<全米プロ 初日◇14日◇アロニミンクGC(ペンシルベニア州)◇7394ヤード・パー70>
現在ツアーのポイントランキングで7位につける久常涼が、“プロゴルファーN0.1”を決める大会でも臆せず戦っている。初日は7バーディ・4ボギーの「67」。5度目のメジャー大会で初の首位発進を決めた。
「本当にラッキーでした。バーディがたくさん取れた。今日はプレーが楽に感じられました」。午前9時46分にスタートしたが、最初に来たのは3番のボギーだった。しかし、すぐさま4番でバウンスバック。6番のボギーも、直後の7番で帳消しにした。その後も14番まで、バーディとボギーが交互に来るような展開に。だがここで「一番よかった」と振り返る15番のバーディが生まれる。
パー4ながら529ヤードを誇るホールだが、「350ヤード近く飛ばした」という会心のティショットが後押し。2打目を8番アイアンで4メートルとチャンスにつけると、それをものにした。「ピンへの跳ね返りが本当によかった」。ここでいい手応えを残すと、続く16番で連続バーディを記録した。

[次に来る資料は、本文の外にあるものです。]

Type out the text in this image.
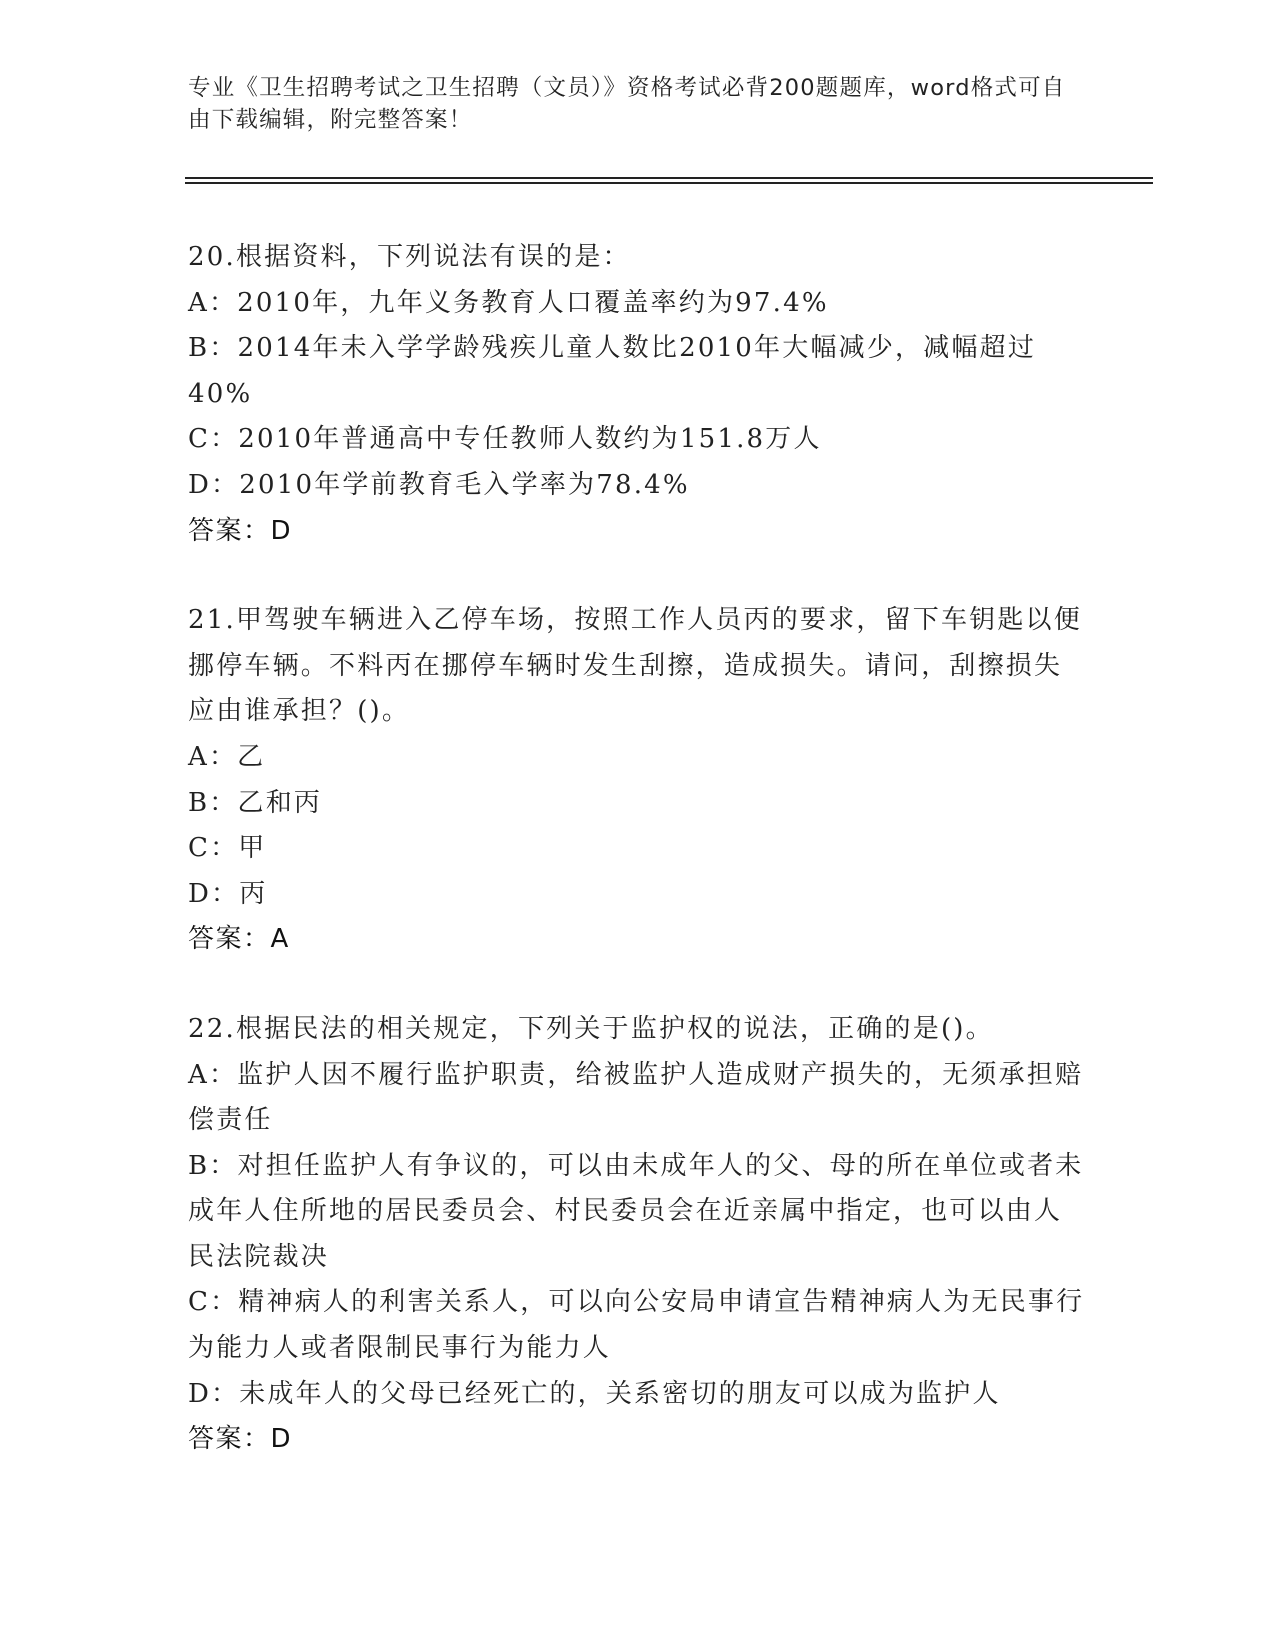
专业《卫生招聘考试之卫生招聘（文员）》资格考试必背200题题库，word格式可自由下载编辑，附完整答案！

20.根据资料，下列说法有误的是：

A：2010年，九年义务教育人口覆盖率约为97.4%

B：2014年未入学学龄残疾儿童人数比2010年大幅减少，减幅超过40%

C：2010年普通高中专任教师人数约为151.8万人

D：2010年学前教育毛入学率为78.4%

答案：D

21.甲驾驶车辆进入乙停车场，按照工作人员丙的要求，留下车钥匙以便挪停车辆。不料丙在挪停车辆时发生刮擦，造成损失。请问，刮擦损失应由谁承担？()。

A：乙

B：乙和丙

C：甲

D：丙

答案：A

22.根据民法的相关规定，下列关于监护权的说法，正确的是()。

A：监护人因不履行监护职责，给被监护人造成财产损失的，无须承担赔偿责任

B：对担任监护人有争议的，可以由未成年人的父、母的所在单位或者未成年人住所地的居民委员会、村民委员会在近亲属中指定，也可以由人民法院裁决

C：精神病人的利害关系人，可以向公安局申请宣告精神病人为无民事行为能力人或者限制民事行为能力人

D：未成年人的父母已经死亡的，关系密切的朋友可以成为监护人

答案：D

今季はここまで13試合に出場し、2月の「ファーマーズ・インシュランス・オープン」での2位など、トップ10にも4度入っている。優勝争いも経験。さらには高額賞金がかかるシグネチャーイベントにも多く出場する。「正直なところ、メジャーの雰囲気は“楽”というわけではありません」とも話すが、ここまでの経験が、久常にとって今季最初となる大舞台でも生きている。
ノースカロライナ州のクエイル・ホローCで行われた昨年大会は37位。初日を9位で滑り出すなど善戦した。「それも今年の助けになっています。シグネチャーイベントなど、多くのビッグイベントに出場したことも大きいけど、昨年の経験は本当に良いものでした」。伸び盛りの23歳は、多くのものを吸収する日々を過ごしている。
「本当に良いスタートを切れた。きょうは少し湿っていて、コースコンディションもやわらかかったし、それも少し有利でした」。2日目はタフさが増す午後組でプレー。真価を発揮する一日になる。